Some of the suggested pieces designed to achieve such a 'Pyongyang' look include a pair of strappy gold high heels, featuring chunky buckles by Nepalese-American designer Prabal Gurung, retailing for $1,690 and a pair of $425 camouflage pants from online retailer ShopBop.com.
Though North Korea’s elite have been spotted with expensive and even designer goods, like current leader Kim Jong Un’s wife, Ri Sol Ju, who was photographed carrying a designer Christian Dior bag at an official event, achieving the Elle Magazine’s version of their local style is pretty much unattainable for most citizens of the pariah nation. Outside of capital city Pyongyang, where most of the country’s rich and well-connected reside, reports of crippling famine, crumbling infrastructure and a failing economy plague North Korean citizens. (According to USNews, the average North Korean family has an annual income of about $900).
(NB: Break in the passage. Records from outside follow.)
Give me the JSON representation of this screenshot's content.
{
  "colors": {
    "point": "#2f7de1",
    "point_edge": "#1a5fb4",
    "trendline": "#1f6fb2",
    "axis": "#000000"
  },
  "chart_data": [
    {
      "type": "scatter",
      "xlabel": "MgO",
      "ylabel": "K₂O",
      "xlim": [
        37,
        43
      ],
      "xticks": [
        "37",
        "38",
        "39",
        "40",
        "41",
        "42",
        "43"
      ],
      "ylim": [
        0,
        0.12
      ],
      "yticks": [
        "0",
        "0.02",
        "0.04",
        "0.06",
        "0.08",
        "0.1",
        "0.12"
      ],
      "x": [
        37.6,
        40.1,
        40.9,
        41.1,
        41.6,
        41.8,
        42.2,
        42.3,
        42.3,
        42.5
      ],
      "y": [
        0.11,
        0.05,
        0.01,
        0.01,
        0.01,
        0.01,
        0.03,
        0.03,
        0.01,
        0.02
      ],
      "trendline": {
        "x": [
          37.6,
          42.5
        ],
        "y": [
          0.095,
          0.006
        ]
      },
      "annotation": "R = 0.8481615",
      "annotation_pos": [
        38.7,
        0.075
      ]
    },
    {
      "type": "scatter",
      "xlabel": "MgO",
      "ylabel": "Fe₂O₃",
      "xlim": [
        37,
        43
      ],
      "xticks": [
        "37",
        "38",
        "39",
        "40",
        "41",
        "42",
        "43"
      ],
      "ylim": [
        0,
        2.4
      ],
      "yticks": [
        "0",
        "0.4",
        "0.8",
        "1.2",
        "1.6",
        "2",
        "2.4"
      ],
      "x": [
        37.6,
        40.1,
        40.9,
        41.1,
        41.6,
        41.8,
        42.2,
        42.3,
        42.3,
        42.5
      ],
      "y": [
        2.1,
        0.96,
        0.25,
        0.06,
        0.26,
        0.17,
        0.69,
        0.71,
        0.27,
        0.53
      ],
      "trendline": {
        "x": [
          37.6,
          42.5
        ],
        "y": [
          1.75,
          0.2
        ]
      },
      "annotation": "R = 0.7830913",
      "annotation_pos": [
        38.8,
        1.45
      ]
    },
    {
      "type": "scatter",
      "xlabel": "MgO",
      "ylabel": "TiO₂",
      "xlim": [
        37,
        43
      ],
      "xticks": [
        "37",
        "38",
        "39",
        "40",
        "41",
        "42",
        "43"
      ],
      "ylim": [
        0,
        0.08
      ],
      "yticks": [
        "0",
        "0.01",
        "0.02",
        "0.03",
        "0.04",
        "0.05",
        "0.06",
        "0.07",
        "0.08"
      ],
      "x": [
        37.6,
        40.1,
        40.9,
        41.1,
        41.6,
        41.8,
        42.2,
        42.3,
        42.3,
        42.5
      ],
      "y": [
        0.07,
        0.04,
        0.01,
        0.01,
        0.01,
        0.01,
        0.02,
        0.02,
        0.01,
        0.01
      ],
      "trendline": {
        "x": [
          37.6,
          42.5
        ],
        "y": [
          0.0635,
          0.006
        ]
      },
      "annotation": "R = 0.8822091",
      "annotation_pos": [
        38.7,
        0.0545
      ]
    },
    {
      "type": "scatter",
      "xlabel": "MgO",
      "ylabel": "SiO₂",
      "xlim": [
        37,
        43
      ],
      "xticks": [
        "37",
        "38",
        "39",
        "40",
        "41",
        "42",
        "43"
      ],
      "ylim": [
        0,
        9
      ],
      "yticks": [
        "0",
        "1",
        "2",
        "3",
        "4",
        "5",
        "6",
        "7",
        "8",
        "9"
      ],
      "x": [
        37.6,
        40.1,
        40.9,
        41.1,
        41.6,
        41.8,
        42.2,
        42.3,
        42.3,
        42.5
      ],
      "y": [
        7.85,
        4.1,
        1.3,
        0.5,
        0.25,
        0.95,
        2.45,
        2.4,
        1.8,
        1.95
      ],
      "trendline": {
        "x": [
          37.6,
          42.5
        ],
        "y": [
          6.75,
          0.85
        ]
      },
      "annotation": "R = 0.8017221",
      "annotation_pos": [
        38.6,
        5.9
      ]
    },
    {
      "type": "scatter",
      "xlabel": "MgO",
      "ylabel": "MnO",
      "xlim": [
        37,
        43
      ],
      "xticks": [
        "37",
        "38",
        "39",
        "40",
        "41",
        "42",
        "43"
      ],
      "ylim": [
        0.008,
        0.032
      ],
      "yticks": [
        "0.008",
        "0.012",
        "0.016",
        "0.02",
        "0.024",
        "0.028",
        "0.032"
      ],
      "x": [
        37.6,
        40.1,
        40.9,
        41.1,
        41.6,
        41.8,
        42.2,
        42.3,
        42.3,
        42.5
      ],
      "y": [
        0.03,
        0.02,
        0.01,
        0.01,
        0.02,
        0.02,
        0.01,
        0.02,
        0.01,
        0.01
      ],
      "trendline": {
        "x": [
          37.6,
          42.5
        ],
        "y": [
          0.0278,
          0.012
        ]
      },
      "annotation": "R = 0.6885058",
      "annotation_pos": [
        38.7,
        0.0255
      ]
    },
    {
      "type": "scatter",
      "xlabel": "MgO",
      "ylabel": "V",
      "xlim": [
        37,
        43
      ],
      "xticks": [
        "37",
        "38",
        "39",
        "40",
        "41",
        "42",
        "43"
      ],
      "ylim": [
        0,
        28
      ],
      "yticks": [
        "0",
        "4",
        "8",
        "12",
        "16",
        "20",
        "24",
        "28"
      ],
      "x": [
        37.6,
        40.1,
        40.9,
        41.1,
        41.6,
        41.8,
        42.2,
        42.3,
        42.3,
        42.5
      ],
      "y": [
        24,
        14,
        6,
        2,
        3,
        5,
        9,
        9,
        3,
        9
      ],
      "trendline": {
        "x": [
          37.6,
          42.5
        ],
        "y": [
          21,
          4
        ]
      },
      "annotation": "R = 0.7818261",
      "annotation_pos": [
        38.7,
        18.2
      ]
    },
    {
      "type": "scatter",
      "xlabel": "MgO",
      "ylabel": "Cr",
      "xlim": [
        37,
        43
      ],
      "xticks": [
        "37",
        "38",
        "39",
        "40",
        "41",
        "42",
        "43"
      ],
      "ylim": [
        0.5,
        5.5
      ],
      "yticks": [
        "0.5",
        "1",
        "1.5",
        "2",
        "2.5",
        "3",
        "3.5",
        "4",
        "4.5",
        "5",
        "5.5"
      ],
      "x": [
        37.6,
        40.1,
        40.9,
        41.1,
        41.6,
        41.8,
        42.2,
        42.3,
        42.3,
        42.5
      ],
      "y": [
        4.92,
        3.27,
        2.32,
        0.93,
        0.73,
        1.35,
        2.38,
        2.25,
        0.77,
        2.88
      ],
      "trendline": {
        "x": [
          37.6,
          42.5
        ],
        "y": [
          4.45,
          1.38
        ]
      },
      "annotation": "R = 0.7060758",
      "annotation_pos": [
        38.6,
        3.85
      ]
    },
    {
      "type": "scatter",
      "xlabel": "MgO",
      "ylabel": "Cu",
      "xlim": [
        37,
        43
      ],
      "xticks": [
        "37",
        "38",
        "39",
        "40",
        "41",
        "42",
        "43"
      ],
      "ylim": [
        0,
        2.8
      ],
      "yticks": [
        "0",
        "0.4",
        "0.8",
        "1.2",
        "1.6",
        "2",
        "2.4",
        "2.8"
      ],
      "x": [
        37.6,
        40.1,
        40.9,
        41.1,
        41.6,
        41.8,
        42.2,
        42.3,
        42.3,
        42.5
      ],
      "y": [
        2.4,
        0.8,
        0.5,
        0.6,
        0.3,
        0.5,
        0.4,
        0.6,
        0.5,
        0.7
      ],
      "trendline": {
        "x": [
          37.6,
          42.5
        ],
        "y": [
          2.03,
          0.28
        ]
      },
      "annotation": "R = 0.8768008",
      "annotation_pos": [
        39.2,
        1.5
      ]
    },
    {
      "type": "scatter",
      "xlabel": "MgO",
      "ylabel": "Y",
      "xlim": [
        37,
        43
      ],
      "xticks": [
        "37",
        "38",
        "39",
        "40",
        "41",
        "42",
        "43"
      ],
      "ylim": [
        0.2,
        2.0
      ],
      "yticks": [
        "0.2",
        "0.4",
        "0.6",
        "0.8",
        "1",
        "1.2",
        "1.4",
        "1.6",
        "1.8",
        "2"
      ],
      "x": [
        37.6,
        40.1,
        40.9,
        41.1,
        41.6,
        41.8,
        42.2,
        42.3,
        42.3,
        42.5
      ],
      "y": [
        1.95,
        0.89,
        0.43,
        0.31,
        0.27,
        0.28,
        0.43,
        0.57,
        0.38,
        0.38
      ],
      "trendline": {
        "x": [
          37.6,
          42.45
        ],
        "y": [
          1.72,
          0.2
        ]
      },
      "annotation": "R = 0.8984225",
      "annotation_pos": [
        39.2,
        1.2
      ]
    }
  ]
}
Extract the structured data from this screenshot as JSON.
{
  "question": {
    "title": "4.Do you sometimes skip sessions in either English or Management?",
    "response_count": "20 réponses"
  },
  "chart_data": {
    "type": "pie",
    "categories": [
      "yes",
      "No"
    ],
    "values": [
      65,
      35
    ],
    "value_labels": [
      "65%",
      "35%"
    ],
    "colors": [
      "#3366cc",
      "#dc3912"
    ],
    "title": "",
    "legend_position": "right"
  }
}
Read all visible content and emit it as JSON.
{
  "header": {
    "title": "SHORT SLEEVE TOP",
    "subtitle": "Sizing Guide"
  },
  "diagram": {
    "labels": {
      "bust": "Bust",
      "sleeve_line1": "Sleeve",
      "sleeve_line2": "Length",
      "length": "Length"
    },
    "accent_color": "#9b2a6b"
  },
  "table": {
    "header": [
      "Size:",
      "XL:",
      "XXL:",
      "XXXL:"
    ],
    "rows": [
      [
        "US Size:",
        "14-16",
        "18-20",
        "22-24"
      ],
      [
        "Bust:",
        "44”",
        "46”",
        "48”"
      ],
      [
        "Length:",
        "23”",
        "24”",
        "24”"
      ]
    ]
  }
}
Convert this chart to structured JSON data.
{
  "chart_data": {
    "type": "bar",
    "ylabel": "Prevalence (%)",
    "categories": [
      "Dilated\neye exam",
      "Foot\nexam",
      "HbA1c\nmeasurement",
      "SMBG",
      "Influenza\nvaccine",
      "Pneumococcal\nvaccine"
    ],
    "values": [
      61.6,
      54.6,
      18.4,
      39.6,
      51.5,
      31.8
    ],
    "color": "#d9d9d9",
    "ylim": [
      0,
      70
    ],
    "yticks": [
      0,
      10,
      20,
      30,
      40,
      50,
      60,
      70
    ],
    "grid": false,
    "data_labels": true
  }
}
Also, while thousand-dollar high-heel shoes are not only overpriced for even the privileged North Korean and also impractical, it seems that some North Koreans are able to get a few of life’s luxuries. The Kim family may be the only people in the country with a fleet of private yachts, but things may be changing for other elite and members of the isolated nation in a material sense. For example, North Korea has developed a locally made tablet device, the Samjiyon. In addition, according to a report by Time Magazine, in Pyongyang a market for more cutting edge fashion as emerged with the opening if a number of boutiques -- dressing the capital in high quality threads, especially compared to the rest of the nation. “The change has been most obvious over the last couple of years,” Simon Cockerell, General Manager of Koryo Tours, a Beijing-based travel agency that brings tourists to North Korea, told Time. “There is more stuff to buy,” he says, adding, “There were always clothes available, but now there are nicer and better clothes.”
Of course, this is not the first time that a Communist state has inspired fashion trends in the west -- in the 1960s, for example, Che Guevara's beret became a required accessory for young hipsters from Paris to Los Angeles.